In person, the Karmapa cuts a striking figure—tall and handsome, with gold wire-rimmed glasses like the Dalai Lama’s and a regal bearing, befitting of someone who has been recognized since the age of seven as a kind of king. Under the tent in Shamong, seated upon a flower-strewn dais, he touched on familiar Buddhist themes—the power of desire and aversion, the false distinctions between self and other, the possibilities for peace in the world. “There is a fundamental level,” he said, “on which all of us want the same thing: each of us desires happiness and turns from unhappiness. Since we all share this same fundamental need, we can be supportive and empathetic toward one another.” Perhaps owing to the long delays in his talk—his Tibetan was translated first into English and then Chinese—he never quite hit the heights of rhetorical flourish, but his comportment before such a large crowd confirmed much of the hope that has been placed on his shoulders: he was, by turns, worldly and witty, charming and self-effacing.

But it was the crowd itself that was the most remarkable thing about the afternoon, for it was not just Tibetans and Western devotees in the audience but scores of Chinese as well; their presence hints at the Karmapa’s possible role as a transitional figure in a future Tibet. Unlike many in the older generation of exiled Tibetans, he grew up in a Tibet far more assimilated with China, and he was witness to a cultural sea change forced by Beijing, which directly or indirectly encouraged millions of Chinese to relocate to Tibet (a policy that the Dalai Lama and others have likened to cultural genocide). The Karmapa speaks fluent Mandarin, and he remains one of the only Tibetan reincarnate lamas ever to be recognized by both the Chinese and Tibetan governments. Even today, despite his embarrassing defection, Beijing has not spurned him, as it has so many other Tibetan leaders. And in Shamong, on the heels of both the violent clashes in Lhasa and the devastating earthquake in western China, the Karmapa took pains to embrace, at least in part, the Chinese influence in his native land: “Chinese culture and language have become widespread in Tibet,” he said, “and supplement Tibetan culture and language rather than take away from it.” How this message will play in the streets of Lhasa will be another story, but in New Jersey, at least, it seemed a notable admission of realpolitik—a quiet recognition that, whatever becomes of Tibet in the coming years, the entanglement of Tibetan and Chinese cultures is destined to continue.
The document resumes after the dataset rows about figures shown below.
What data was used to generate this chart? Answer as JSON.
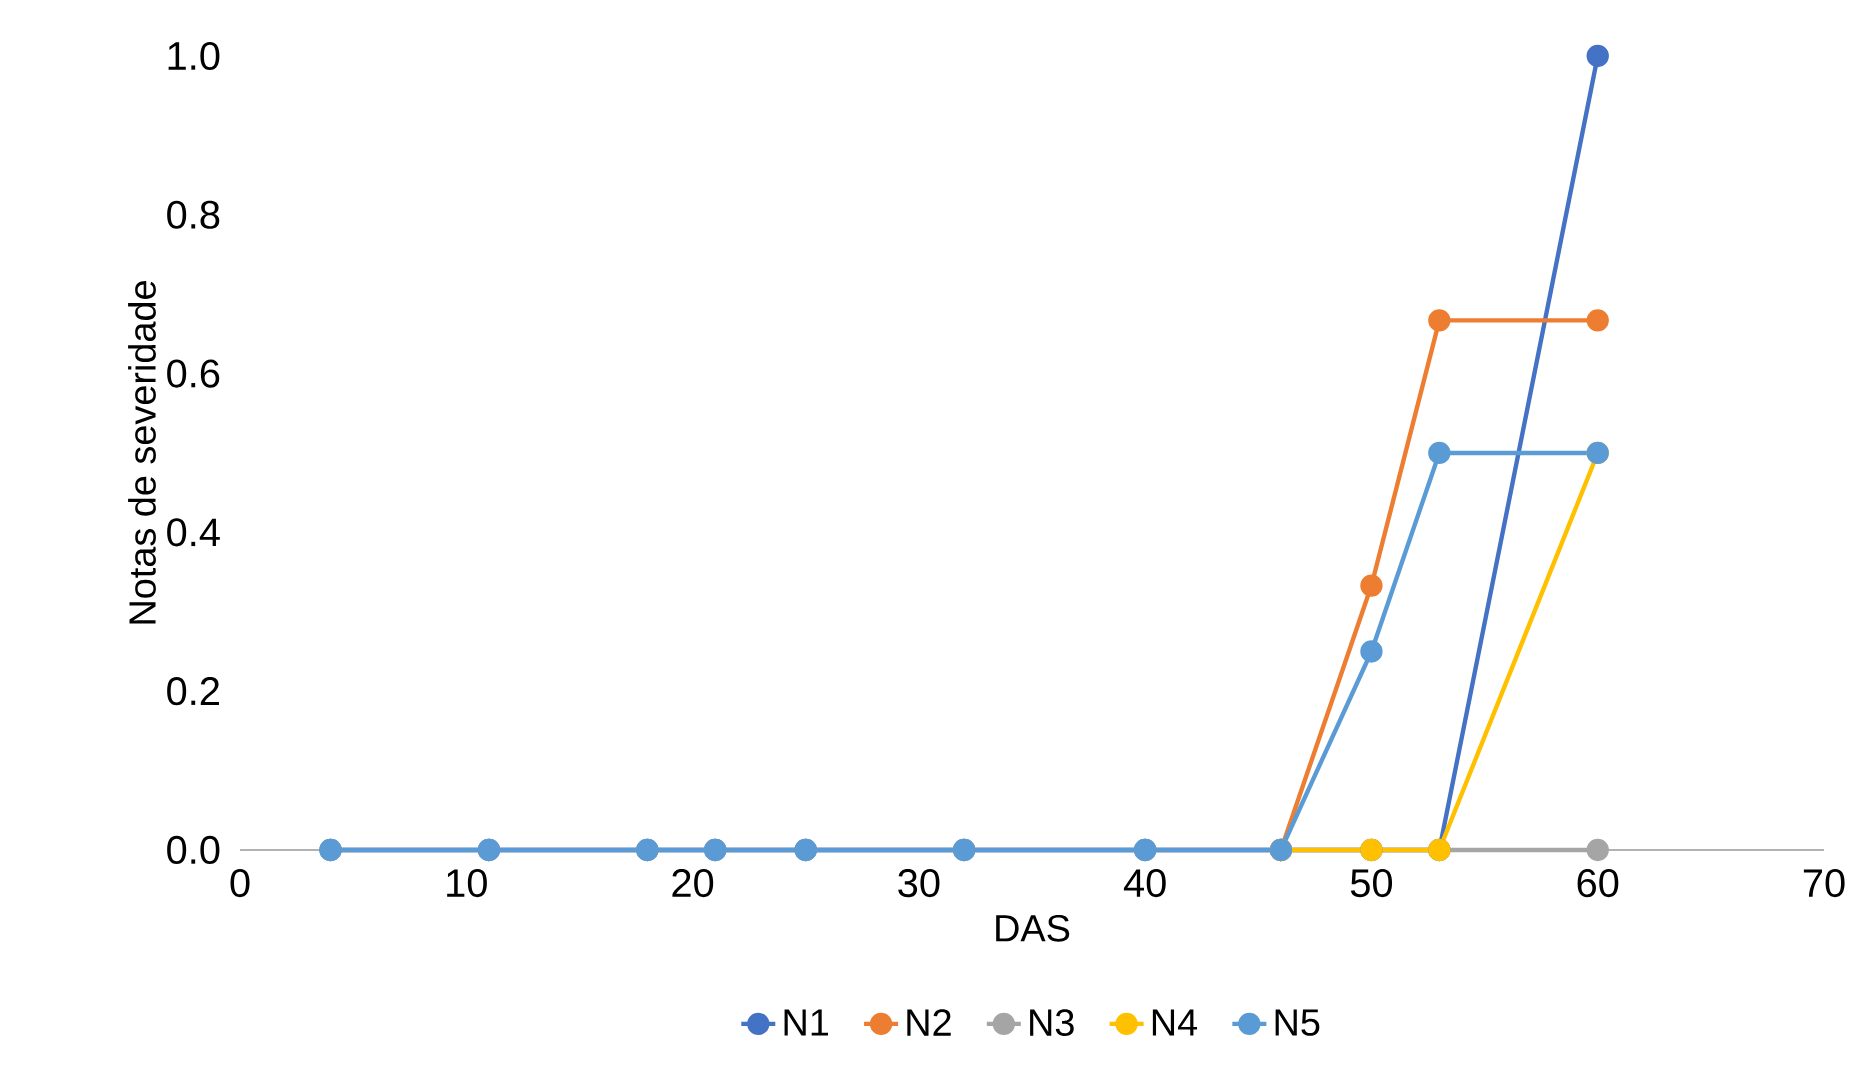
{
  "chart_data": {
    "type": "line",
    "xlabel": "DAS",
    "ylabel": "Notas de severidade",
    "x": [
      4,
      11,
      18,
      21,
      25,
      32,
      40,
      46,
      50,
      53,
      60
    ],
    "series": [
      {
        "name": "N1",
        "color": "#4472c4",
        "values": [
          0,
          0,
          0,
          0,
          0,
          0,
          0,
          0,
          0,
          0,
          1.0
        ]
      },
      {
        "name": "N2",
        "color": "#ed7d31",
        "values": [
          null,
          null,
          null,
          null,
          null,
          null,
          null,
          0,
          0.333,
          0.667,
          0.667
        ]
      },
      {
        "name": "N3",
        "color": "#a5a5a5",
        "values": [
          0,
          0,
          0,
          0,
          0,
          0,
          0,
          0,
          0,
          0,
          0
        ]
      },
      {
        "name": "N4",
        "color": "#ffc000",
        "values": [
          null,
          null,
          null,
          null,
          null,
          null,
          null,
          0,
          0,
          0,
          0.5
        ]
      },
      {
        "name": "N5",
        "color": "#5b9bd5",
        "values": [
          0,
          0,
          0,
          0,
          0,
          0,
          0,
          0,
          0.25,
          0.5,
          0.5
        ]
      }
    ],
    "xlim": [
      0,
      70
    ],
    "xticks": [
      0,
      10,
      20,
      30,
      40,
      50,
      60,
      70
    ],
    "ylim": [
      0,
      1.0
    ],
    "yticks": [
      {
        "value": 0,
        "label": "0.0"
      },
      {
        "value": 0.2,
        "label": "0.2"
      },
      {
        "value": 0.4,
        "label": "0.4"
      },
      {
        "value": 0.6,
        "label": "0.6"
      },
      {
        "value": 0.8,
        "label": "0.8"
      },
      {
        "value": 1.0,
        "label": "1.0"
      }
    ],
    "grid": false,
    "legend": "bottom",
    "marker": "circle",
    "line_style": "solid"
  }
}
THIRTY years ago, the Sixteenth Karmapa, on a tour of the U.S., was asked by a reporter why he had come, and he famously answered: “The Lord Buddha preceded me. If there was a lake, the swans would go there.” His reply came at a time when Buddhism was still just gaining a foothold in America, but if the scene in Shamong is any evidence, things have changed since then. Buddhism has become considerably more popular, and the lake of the dharma, such as it is, has grown. How else to explain a Buddhist tent revival in rural New Jersey, with a crowd numbering in the thousands and as varied as on any street corner in Brooklyn? Perhaps it was in recognition of this—of the growing fortunes and influence of Buddhism in America, and of the seeds sown by his predecessor and others—that, as the Seventeenth Karmapa ended his talk, he paused, looked out upon the audience, and said, “You are all my brothers and sisters. I don’t tend to smile very much, but I smile much more since I’ve come here.”